The consideration of Produce Flame is interesting. Reading the Pathfinder version of that spell, it’s clear that it’s 1 Creature Per Attack - but there’s a big tradeoff to the spells duration.

Making Pilum of Fire an Attack Throw targeted instant ‘Zap!’ spell actually makes it a L1 spell I think… Even with multiple targets as you level up.

Right. I'd suggest that the effect modifier be called "attack throw is treated as missile fire". That would impose range penalties and an inability to fire into melee without penalty.

 

 

I wonder if what we really both want here is a modifier:

“Requires an attack roll each round”

which should do the work of abstracting both our needs to be able to “not attack” on a given round, but hold the spell, and my want to be able to change targets.

The consideration of Produce Flame is interesting. Reading the Pathfinder version of that
spell, it’s clear that it’s 1 Creature Per Attack - but there’s a big tradeoff to the spells duration.

Yea, didn’t get around to figuring out how to model that. I went with 1 round/level for now.

I’d looked into doing it as a Transmogrification effect - there’s an opening in there for doing it as a limited Polymorph that just gives you the attack forms of a specific creature - in which case the lazy DM just pretends there’s some extraplanar creature who can throw fire javelins or little balls of flame and calls it a day.

Gain Form’s Special Abilities: 20
Form Limited to Particular Type: 0.75
Range: Self: 0.5
1 turn/level: 0.8

I wager I’m misusing “Gain Form’s Special Abilitiess”, but just with the modifier’s I’ve stated (coming up to 0.3 combined) whatever we’re looking for can be costed as high as 33 and still be 1st level. I can’t imagine I’m not trampling over more than a few assumptions about How Things Should Be though, and I really should be costing that at 55 for “Transform to form of living creatures: 30” plus “Gain Special Abilities: 20”.

Continuing down the road of spell creation and investigation into how the system really works!

I’m looking at Protection spells, and I’m wondering what ‘Resistance to melee weapons’ actually means.

Is it, as with the elemental equivalents simply -1 to the damage inflicted (per dice of damage)? So a sword blow would do 1 less point of damage?

Or is it something more like Damage Resistance in Pathfinder where you get, say, DR5 vs normal weapons?

[quote="James S"] I'm looking at Protection spells, and I'm wondering what 'Resistance to melee weapons' actually means. Is it, as with the elemental equivalents simply -1 to the damage inflicted (per dice of damage)? So a sword blow would do 1 less point of damage? Or is it something more like Damage Resistance in Pathfinder where you get, say, DR5 vs normal weapons? [/quote]

My players and I are also wondering this!
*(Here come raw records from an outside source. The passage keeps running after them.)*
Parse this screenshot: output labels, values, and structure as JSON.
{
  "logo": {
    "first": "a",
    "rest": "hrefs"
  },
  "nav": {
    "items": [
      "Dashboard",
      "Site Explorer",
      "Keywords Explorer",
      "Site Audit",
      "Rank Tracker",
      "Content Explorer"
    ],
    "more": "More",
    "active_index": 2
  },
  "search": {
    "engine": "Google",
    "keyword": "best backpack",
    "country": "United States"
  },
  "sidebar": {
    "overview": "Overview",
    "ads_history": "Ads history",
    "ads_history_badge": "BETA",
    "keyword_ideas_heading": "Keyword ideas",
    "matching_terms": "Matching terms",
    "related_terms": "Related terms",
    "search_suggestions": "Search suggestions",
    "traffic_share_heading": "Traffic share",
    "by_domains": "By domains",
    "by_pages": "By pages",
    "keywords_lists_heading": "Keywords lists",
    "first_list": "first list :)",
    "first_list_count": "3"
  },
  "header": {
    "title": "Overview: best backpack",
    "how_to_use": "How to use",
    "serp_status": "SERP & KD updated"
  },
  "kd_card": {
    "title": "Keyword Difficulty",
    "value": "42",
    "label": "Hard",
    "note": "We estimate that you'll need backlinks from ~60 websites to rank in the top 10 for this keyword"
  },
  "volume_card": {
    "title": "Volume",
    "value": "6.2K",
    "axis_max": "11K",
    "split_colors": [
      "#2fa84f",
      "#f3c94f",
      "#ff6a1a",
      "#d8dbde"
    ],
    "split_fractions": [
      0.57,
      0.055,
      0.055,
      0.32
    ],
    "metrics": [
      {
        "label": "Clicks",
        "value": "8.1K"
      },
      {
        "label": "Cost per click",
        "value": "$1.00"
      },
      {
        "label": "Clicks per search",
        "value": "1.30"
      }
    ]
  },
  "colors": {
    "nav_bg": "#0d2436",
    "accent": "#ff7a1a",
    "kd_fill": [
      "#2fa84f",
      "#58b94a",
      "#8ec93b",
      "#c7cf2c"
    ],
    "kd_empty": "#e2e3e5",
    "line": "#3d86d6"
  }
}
Resistance to normal melee weapons provides a +2 bonus to AC against normal melee weapons and reduces damage from attacks by normal melee weapons by 1 point per die, to a minimum of 1 point per die.

Explanation: Under Protection Enhancements, you'll note that a +2 bonus to AC or +2 bonus to saving throws both cost 10 points - they have equivalent cost. Using similar reason, since for saving-throw based spells, Resistance provides a +2 saving throw bonus, therefore for AC-based attacks, Resistance must provide a +2 AC bonus.